Sam Darnold Must Be Far Better If USC Is Going To Bounce Back This Season
It wasn’t hard to see this one coming. USC hadn’t lost in over a year, had several key players injured and was headed to the Palouse to face a really good Washington State team. It was a Friday night game on a short week and the Trojans are in the midst of a 12-week stretch without a bye. It wasn’t hard to call for an upset. And that’s what we got, as the Cougars topped USC 30-27.
While USC’s loss could be attributed to any of a dozen factors — its lengthy injury list, three missing starting offensive linemen, questionable play-calling, an outstanding opponent, a hostile road atmosphere — the top reason was simple: Sam Darnold has not been the same quarterback in 2017 that he was last season. Darnold is a phenomenal talent with next-level vision and diagnostic skills, but he’s been average at best for the majority of the time this season. That has to change if the Trojans are going to bounce back from this tough loss.
Darnold played the worst game of his college tenure Friday night. He completed 15 of 29 passes for a career-low 164 yards, with no touchdowns, an interception and a fumble on USC’s final possession that allowed the Cougars to seal the win. He made bad reads, missed open receivers and even some of his completed passes were behind receivers. He was not the guy we saw for most of last season.
Cracks have begun to show in Darnold’s exterior for several weeks. He’s been just a split-second slower than he was last year. He’s compiled nine touchdown passes and eight interceptions. Last season he had 31 touchdowns and just nine picks. Yes, some of his 2017 interceptions haven’t been his fault, but still, he’s far looser with the ball than he was a year ago.
What’s worse, he’s making bad reads when choices are given to him. USC runs a lot of zone read plays where Darnold is allowed to decide whether he should give the ball to his running back or keep it himself. He almost never keeps the ball, so defenses virtually ignore him on those plays. On Friday night he had at least a half-dozen opportunities where half the field was open to him if he’d kept the ball, but he repeatedly chose to give it to his back. In the red zone Darnold kept the ball twice and scored touchdowns both times. Those were his only keepers on those plays all night.
Darnold is also set up with a ton of run/pass option plays, where he can either hand it to the running back or fire the ball to a receiver on a quick throw. On Friday night his reads were terrible. He regularly chose to hand the ball off into stacked boxes, or pull the ball back and throw into tight coverage.

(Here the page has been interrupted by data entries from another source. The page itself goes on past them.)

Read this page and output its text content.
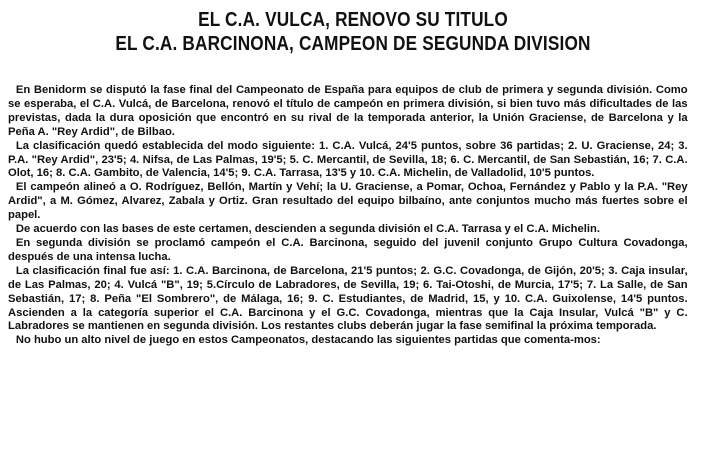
EL C.A. VULCA, RENOVO SU TITULO
EL C.A. BARCINONA, CAMPEON DE SEGUNDA DIVISION

En Benidorm se disputó la fase final del Campeonato de España para equipos de club de primera y segunda división. Como se esperaba, el C.A. Vulcá, de Barcelona, renovó el título de campeón en primera división, si bien tuvo más dificultades de las previstas, dada la dura oposición que encontró en su rival de la temporada anterior, la Unión Graciense, de Barcelona y la Peña A. "Rey Ardid", de Bilbao.

La clasificación quedó establecida del modo siguiente: 1. C.A. Vulcá, 24'5 puntos, sobre 36 partidas; 2. U. Graciense, 24; 3. P.A. "Rey Ardid", 23'5; 4. Nifsa, de Las Palmas, 19'5; 5. C. Mercantil, de Sevilla, 18; 6. C. Mercantil, de San Sebastián, 16; 7. C.A. Olot, 16; 8. C.A. Gambito, de Valencia, 14'5; 9. C.A. Tarrasa, 13'5 y 10. C.A. Michelin, de Valladolid, 10'5 puntos.

El campeón alineó a O. Rodríguez, Bellón, Martín y Vehí; la U. Graciense, a Pomar, Ochoa, Fernández y Pablo y la P.A. "Rey Ardid", a M. Gómez, Alvarez, Zabala y Ortiz. Gran resultado del equipo bilbaíno, ante conjuntos mucho más fuertes sobre el papel.

De acuerdo con las bases de este certamen, descienden a segunda división el C.A. Tarrasa y el C.A. Michelin.

En segunda división se proclamó campeón el C.A. Barcinona, seguido del juvenil conjunto Grupo Cultura Covadonga, después de una intensa lucha.

La clasificación final fue así: 1. C.A. Barcinona, de Barcelona, 21'5 puntos; 2. G.C. Covadonga, de Gijón, 20'5; 3. Caja insular, de Las Palmas, 20; 4. Vulcá "B", 19; 5.Círculo de Labradores, de Sevilla, 19; 6. Tai-Otoshi, de Murcia, 17'5; 7. La Salle, de San Sebastián, 17; 8. Peña "El Sombrero", de Málaga, 16; 9. C. Estudiantes, de Madrid, 15, y 10. C.A. Guixolense, 14'5 puntos. Ascienden a la categoría superior el C.A. Barcinona y el G.C. Covadonga, mientras que la Caja Insular, Vulcá "B" y C. Labradores se mantienen en segunda división. Los restantes clubs deberán jugar la fase semifinal la próxima temporada.

No hubo un alto nivel de juego en estos Campeonatos, destacando las siguientes partidas que comenta-mos:
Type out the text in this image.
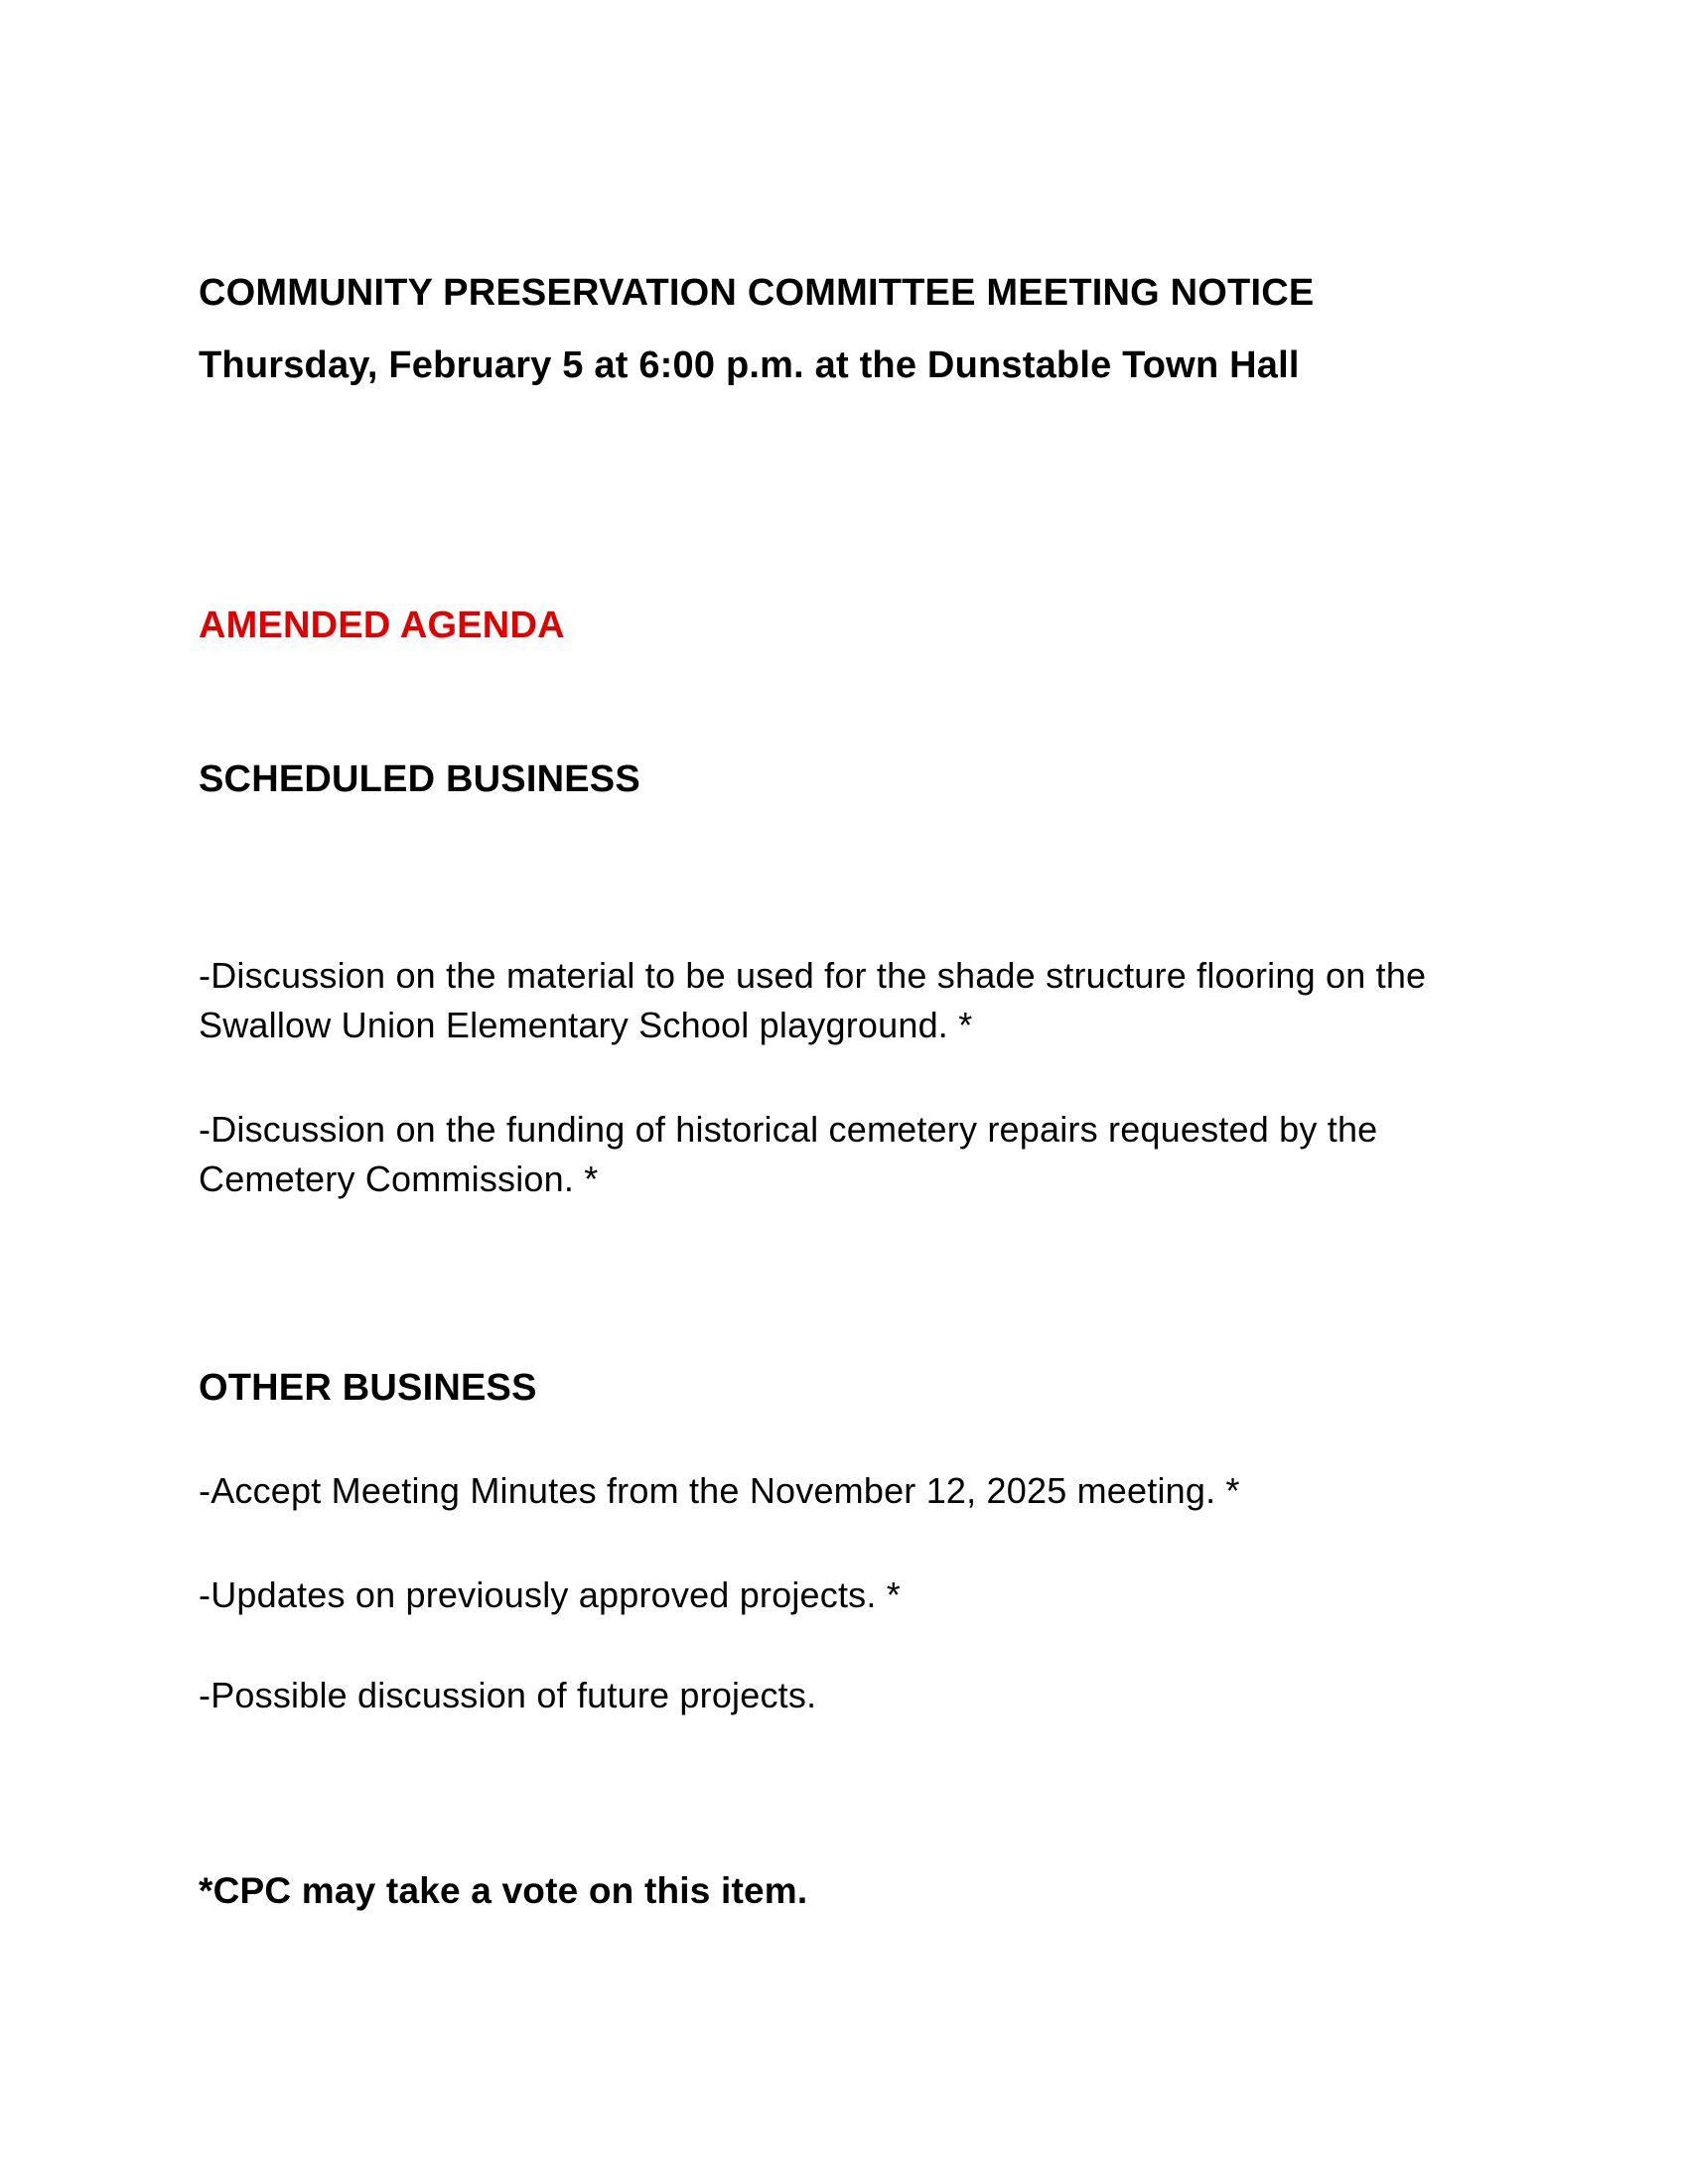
COMMUNITY PRESERVATION COMMITTEE MEETING NOTICE
Thursday, February 5 at 6:00 p.m. at the Dunstable Town Hall
AMENDED AGENDA
SCHEDULED BUSINESS
-Discussion on the material to be used for the shade structure flooring on the
Swallow Union Elementary School playground. *
-Discussion on the funding of historical cemetery repairs requested by the
Cemetery Commission. *
OTHER BUSINESS
-Accept Meeting Minutes from the November 12, 2025 meeting. *
-Updates on previously approved projects. *
-Possible discussion of future projects.
*CPC may take a vote on this item.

While he almost never made those mistakes as a redshirt freshman last year, he’s making them routinely this season.
Sam Darnold is a phenomenal quarterback with All-Pro upside, but he’s not perfect. That has been on display over the last few weeks as he’s routinely missed open receivers for big plays, forced balls into coverage and failed to build chemistry with receivers other than Deontay Burnett. While USC’s play-calling has left a lot to be desired, Darnold hasn’t consistently risen to the occasion when his team has needed him.
Maybe Darnold wasn’t ready for all this hype. He’s a redshirt sophomore and made just his 15th career start Friday night. Maybe he needs another year to continue his development. Maybe he needs more time in the film room, more time to develop his occasionally questionable footwork. Maybe he’s just thinking too much and not playing with the loose, carefree attitude he showed last season. Whatever the problem is, he needs to figure it out.
At this point, USC is still almost certainly the favorite to win the Pac-12 South. A loss on the road to a good No. 16 Washington State team won’t stain the team’s resume too much. The Trojans need to regroup, heal their injuries and find a way to get their dormant offense moving again. The first key to making that happen is fixing whatever ails their quarterback.
If they want a chance to make this a special season, the 2017 Trojans need 2016 Sam Darnold.